The 100-meter dash is the oldest competition in sports. At the first Olympics, in 776 B.C., the only event was the "stade," a sprint over flat ground. The modern version of the race looks pretty similar to the ancient one: eight men sprinting, arms jackknifing, knees kicking the sky. There's no strategy, no team tactics. It's a drag race from the gun to the tape, a test of raw power and acceleration. The 100-meter record holder can call himself the World's Fastest Man and strut to victory platforms as the living embodiment of Mercury.
These days, the World's Fastest Man is Jamaica's Asafa Powell. Earlier this month, he lowered the record to 9.74 seconds at a meet in Italy. Powell may be the World's Fastest Man, but he's not the world's best sprinter. That's Tyson Gay, who beat Powell to win the 100 meters at this summer's World Championships. Powell had a chance to reverse that at this weekend's Super Meet in Osaka, the last big competition of the season, but he's ducking out. He'll run the 200 meters, while Gay runs the 100.
Powell's failure to win the big one—he also finished fifth at the Athens Olympics—fits in perfectly with the race's history. The 100 meters might be the purest possible test of athleticism, but the 100-meter record is the shadiest mark on the books. It's been equaled or broken 17 times in the last 24 years, far more than any other track distance. Often, the World's Fastest Man is a guy who caught a strong tailwind or raced on a fast track. Or both: When Powell ran a 9.74 in Italy, the track was superball fast and the wind was blowing at 1.7 meters per second behind him, just under the 2-meter limit needed to qualify for a world record. And sometimes the record-holder is a drug cheat. Ben Johnson (WFM '87) and Tim Montgomery (WFM '02) both had their times wiped out after they were caught doping. Justin Gatlin (WFM '06) has been banned from track and field for eight years. He may try pro football next.
The downward march of the 100-meter record is more a measure of technological advances than athletic greatness. The race has become a thoroughly unnatural, cyborg-ized event, one that belongs in a William Gibson novel rather than a Homeric epic. Lycra unitards replaced singlets. Weight rooms and nutritional supplements have built legs so muscular that every fiber shows through the skin. Thanks to electronic timing, the record can now be broken by one one-hundredth of a second, meaning today's World's Fastest Man is 0.1 percent faster than yesterday's.

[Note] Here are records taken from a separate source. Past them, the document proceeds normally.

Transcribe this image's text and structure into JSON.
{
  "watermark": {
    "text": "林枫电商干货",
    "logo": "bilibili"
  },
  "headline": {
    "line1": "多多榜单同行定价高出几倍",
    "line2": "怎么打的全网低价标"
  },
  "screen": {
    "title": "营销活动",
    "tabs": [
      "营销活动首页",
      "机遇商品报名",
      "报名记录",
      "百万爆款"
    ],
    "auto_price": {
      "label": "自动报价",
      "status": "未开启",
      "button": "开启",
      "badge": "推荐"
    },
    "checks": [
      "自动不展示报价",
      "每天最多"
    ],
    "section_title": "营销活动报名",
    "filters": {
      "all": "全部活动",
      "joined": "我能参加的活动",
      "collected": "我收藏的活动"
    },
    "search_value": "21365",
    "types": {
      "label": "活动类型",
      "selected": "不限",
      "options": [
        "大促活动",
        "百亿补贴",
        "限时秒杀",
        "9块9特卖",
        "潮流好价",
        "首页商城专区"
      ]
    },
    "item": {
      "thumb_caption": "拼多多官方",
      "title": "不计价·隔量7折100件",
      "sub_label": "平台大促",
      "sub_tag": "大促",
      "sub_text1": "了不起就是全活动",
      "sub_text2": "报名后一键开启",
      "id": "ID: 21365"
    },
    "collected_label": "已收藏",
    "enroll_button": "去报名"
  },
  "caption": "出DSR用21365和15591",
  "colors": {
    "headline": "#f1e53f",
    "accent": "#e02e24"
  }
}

Today, every sprinter with a lick of speed in his legs gets to be World's Fastest Man. That includes forgettable runners like Calvin Smith and Leroy Burrell, who never won the 100 at the Olympics or the worlds. They're not champions; they're simply living milestones for the march of athletic science. Smith, the World's Fastest Man of 1983, ran a 9.93 in high-altitude Colorado Springs, breaking the mark set by Jim Hines (WFM '68) at the high-altitude Mexico City Olympics. The sporting world was not impressed. Track and Field News named Carl Lewis Athlete of the Year, pointing out that he was the first man to run under 10 seconds at sea level. (Track buffs love to adjust raw 100-meter times for wind speed and altitude. After Powell's run in Rieti, visitors to the IAAF message boards calculated his "true" time as anywhere from 9.78 to 9.83.)